L’interpenetrazione tra scienza e società è un dato di fatto ineliminabile. E il controllo delle informazioni, delle immagini, dei valori elargiti al pubblico è un tema estremamente importante nella società di oggi. I giornalisti che scrivono di scienza hanno una particolare responsabilità verso l’audience, dovrebbero svolgere un ruolo critico di “watchdog”, ossia di cani da guardia. Ed essere in prima fila nel cogliere una rappresentazione sbagliata della scienza: di chi ha una posizione anti-scientifica, delle corporation multinazionali, dei politici e anche degli scienziati  e delle loro istituzioni che esagerano magari i risultati in cerca di fama e di finanziamenti. Ci sono poi filoni di ricerca più “graditi” di altri solo per ragioni ideologiche, e così si assiste a dibattiti, che nulla hanno a che vedere con la scienza, in cui il potere politico “si adegua” al volere della Chiesa, confondendo valori etici con principi religiosi. È stato così per le cellule staminali. I giornali, a seconda dell’orientamento politico, durante la campagna referendaria per la legge 40 sulla procreazione assistita si sono schierati: c’era il partito delle staminali adulte e quello delle embrionali. Come se la ricerca scientifica avesse ormai esaurito le sue conoscenze sulle une o sulle altre.  Sul caso di Eluana Englaro e di Piergiorgio Welby l’informazione è stata strumentalizzata a fini ideologici, e si è fatta una gran confusione tra sospensione delle cure, eutanasia, testamento biologico… Per chi ascoltava la radio, leggeva i giornali o guardava la Tv i confini erano poco chiari. Eppure il padre di Eluana, Beppino, faceva una richiesta precisa, che rispettava la volontà della figlia, e non meno trasparente era la richiesta di Welby. Certezze che  venivano meno quando si leggevano diversi quotidiani lo stesso giorno, cercando di capire quale fosse il punto. Eppure Mario Riccio, il medico che ha esaudito la volontà  di Welby, è stato scagionato da ogni accusa sia dai giudici sia dall’ordine dei medici. E allora?”

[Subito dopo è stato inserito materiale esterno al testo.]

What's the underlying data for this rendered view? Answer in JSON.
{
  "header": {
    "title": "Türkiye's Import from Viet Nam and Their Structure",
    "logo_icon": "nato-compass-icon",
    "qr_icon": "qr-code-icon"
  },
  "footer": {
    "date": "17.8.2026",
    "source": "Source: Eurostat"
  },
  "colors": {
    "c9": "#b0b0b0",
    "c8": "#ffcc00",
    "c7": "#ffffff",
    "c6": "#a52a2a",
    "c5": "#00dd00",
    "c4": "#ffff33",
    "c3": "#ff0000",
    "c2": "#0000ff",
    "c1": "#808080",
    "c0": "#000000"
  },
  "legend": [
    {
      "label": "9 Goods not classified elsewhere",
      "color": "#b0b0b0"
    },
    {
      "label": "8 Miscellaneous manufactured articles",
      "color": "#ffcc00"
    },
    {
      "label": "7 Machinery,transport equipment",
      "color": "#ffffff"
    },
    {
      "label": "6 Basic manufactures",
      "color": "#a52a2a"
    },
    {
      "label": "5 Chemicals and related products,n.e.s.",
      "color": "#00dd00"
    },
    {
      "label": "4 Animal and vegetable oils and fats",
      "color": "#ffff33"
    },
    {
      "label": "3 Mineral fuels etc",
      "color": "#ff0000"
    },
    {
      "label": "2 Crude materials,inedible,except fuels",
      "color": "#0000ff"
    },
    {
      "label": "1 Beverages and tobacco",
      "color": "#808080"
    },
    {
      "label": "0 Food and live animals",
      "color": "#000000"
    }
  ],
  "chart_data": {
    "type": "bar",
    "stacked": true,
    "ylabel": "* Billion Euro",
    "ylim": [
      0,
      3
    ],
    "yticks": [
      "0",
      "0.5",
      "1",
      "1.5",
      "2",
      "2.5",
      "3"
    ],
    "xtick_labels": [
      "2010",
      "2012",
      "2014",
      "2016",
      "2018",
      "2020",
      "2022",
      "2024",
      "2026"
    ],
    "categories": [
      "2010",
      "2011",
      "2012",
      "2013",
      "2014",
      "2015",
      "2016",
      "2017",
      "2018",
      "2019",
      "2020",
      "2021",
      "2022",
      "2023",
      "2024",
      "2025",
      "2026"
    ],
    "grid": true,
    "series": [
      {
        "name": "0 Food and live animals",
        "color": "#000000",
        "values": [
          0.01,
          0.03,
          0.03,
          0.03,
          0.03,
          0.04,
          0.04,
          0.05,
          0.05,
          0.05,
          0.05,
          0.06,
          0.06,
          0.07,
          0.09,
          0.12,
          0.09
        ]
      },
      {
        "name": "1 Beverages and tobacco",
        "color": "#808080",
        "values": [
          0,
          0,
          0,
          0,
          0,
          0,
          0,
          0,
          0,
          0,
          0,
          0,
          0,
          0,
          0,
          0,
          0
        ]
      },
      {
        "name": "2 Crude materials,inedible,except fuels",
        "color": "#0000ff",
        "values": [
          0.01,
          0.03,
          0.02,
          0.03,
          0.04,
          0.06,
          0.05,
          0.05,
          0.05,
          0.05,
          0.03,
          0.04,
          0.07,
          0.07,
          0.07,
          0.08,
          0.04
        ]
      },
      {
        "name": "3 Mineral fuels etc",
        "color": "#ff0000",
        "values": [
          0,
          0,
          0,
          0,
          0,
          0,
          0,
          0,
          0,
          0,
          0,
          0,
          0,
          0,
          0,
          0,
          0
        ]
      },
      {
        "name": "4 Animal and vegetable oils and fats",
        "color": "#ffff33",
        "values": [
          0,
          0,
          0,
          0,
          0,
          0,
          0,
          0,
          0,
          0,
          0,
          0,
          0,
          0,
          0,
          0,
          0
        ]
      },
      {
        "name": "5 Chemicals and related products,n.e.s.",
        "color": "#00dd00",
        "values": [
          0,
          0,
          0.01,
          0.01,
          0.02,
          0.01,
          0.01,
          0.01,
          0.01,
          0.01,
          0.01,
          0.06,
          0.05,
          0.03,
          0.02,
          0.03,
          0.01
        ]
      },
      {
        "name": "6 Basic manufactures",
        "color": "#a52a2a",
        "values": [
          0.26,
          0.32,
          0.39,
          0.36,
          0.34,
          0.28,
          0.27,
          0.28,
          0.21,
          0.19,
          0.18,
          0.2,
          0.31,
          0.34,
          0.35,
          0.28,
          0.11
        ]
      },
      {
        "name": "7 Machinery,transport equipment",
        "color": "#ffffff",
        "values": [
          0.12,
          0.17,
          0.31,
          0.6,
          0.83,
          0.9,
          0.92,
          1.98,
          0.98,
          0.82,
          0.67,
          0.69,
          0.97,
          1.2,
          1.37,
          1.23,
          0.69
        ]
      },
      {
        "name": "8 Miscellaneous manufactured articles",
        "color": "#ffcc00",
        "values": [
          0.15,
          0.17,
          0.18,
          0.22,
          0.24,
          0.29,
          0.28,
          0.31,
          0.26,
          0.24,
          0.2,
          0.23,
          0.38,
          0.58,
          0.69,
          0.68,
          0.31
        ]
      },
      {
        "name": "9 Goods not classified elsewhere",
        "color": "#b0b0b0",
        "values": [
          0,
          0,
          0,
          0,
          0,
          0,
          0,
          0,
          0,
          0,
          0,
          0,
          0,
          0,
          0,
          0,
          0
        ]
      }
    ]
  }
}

Quindi  accanto ad un generale disinteresse dell’opinione pubblica nei confronti di temi  ‘eticamente sensibili’ ci troviamo a dover fronteggiare potenti lobby?
Purtroppo la risposta che fornisce Tancredi Barone è affermativa:

“Sì, c’è scarso interesse, però è anche  vero che nel caso del referendum sulla procreazione medicalmente assistita non c’è stata sufficiente informazione e si è evitato di discutere sul merito. Forse perché si stavano scontrando delle lobbies molto potenti, e in particolare una delle lobbies più potenti che c’è in Italia, ossia quella religiosa. Però resto dell’idea che non sia assolutamente scontato che, anche in presenza di un’informazione corretta, avremmo avuto a un esito diverso”.